スルーされるすいませんと絶賛されるすいません

「すいません」
使い方の違いによって、あなたを大したことのないやつから、絶賛に値するやつに格上げすることなんてあるのだろうか?
そこを考えてみよう。

「すいません」でスルーされること、絶賛されること

日本人が口くせのように言う「すいません」。
ほとんどの場合、自分の意思を通したいときに枕詞として使ったり、軽い謝罪の意味に使う。
「すいません。この商品在庫ありますか?」「遅れてしまって、すいません」

当たり前のように聞き慣れた「すいません」。
特別感動することもなく、日常の一片としてスルーされる。

ところが先日、アーティストの星野源さんが紅白歌合戦のリハーサルで、機材の不調が原因で音合わせを何度も行ったことに対して、終わり際に「本当に何度も何度もすいません。ありがとうございました。」と頭を下げたことに絶賛の声が上がっていたと報じられた。
いまをときめく星野源だから、ということではなく、この「すいません」は特別な使い方をされたから、絶賛されたのだ。

このように、おなじ言葉であっても、評価というのはだいぶ分かれる。

同じ言葉なのに、一体何が違うのか?

では、何が違ったのか。

一言で言うと、見ている範囲である。
聞き慣れた「すいません」は相手のことはみていない。
むしろ思うがままに事を運ぶために、「すいません」というツールを器用に使いこなしている。
「すいません」を使うとき、見ているのは自身。

対して星野さんが使った「すいません」は、リハーサルを聞いていた人々のことを見た上での言葉。
たとえ音響のミスセッティングであったとして、それは見学者には関係ない。
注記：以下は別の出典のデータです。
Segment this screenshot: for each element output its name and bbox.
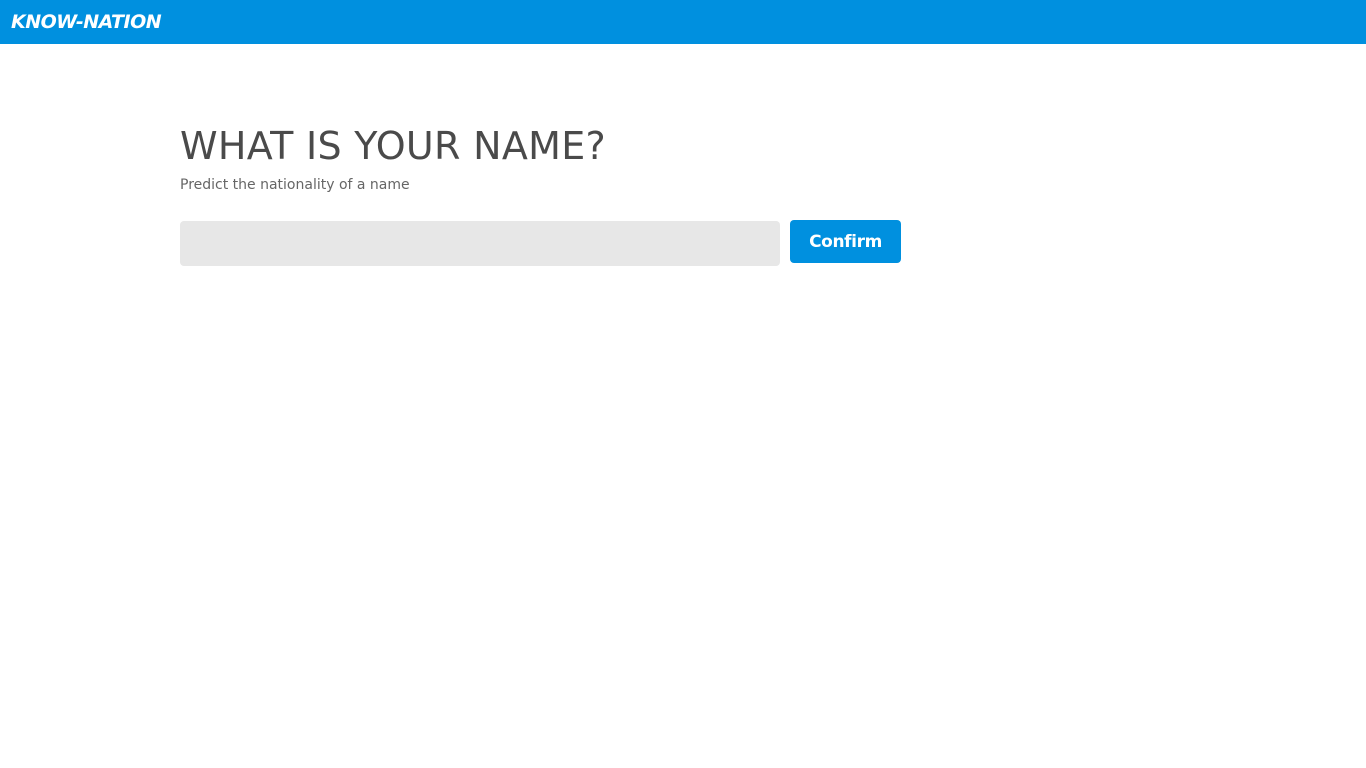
top-navbar: KNOW-NATION bbox=[0, 0, 1366, 44]
confirm-button[interactable]: Confirm bbox=[790, 220, 901, 263]
name-form: Confirm bbox=[180, 220, 940, 266]
page-subtitle: Predict the nationality of a name bbox=[180, 177, 410, 193]
name-form-section: WHAT IS YOUR NAME? Predict the nationali… bbox=[180, 120, 940, 266]
brand-logo[interactable]: KNOW-NATION bbox=[11, 10, 162, 34]
name-input[interactable] bbox=[180, 221, 780, 266]
page-title: WHAT IS YOUR NAME? bbox=[180, 124, 607, 168]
目の前の自分が何度も音を止め、ノッていた客の勢いを止めてしまったことに対する申し訳なさからでた「すいません」。音合わせになんども付き合ってもらったスタッフへの思いやり。
自分のことはさておき、周りのことみている。

人が心を動かされる時とは?

我々は何かに向き合うとき、”だいたいこういうもんだよね”という想定をしている。

その想定より出来が悪いと、イマイチという評定を下し、想定どおりだと、普通と思う。
想定以上の場合のみ、絶賛する。

今回の場合、星野さんは機材の調子が悪かったのだから、音合わせをし直したのは謝ることじゃない、というのが想定に沿った行動。ところがその想定を超えて、周りを見て、周りの気持ちを慮った行動に、想定以上じゃないか!と人々は感動し、絶賛をしたのだった。

つまり絶賛されるには、本来見るべきと想定されている範囲を超えて、より多くの人の心を見ること。
その心を見ることが出来た時、自然と周りの人の心は動かされる。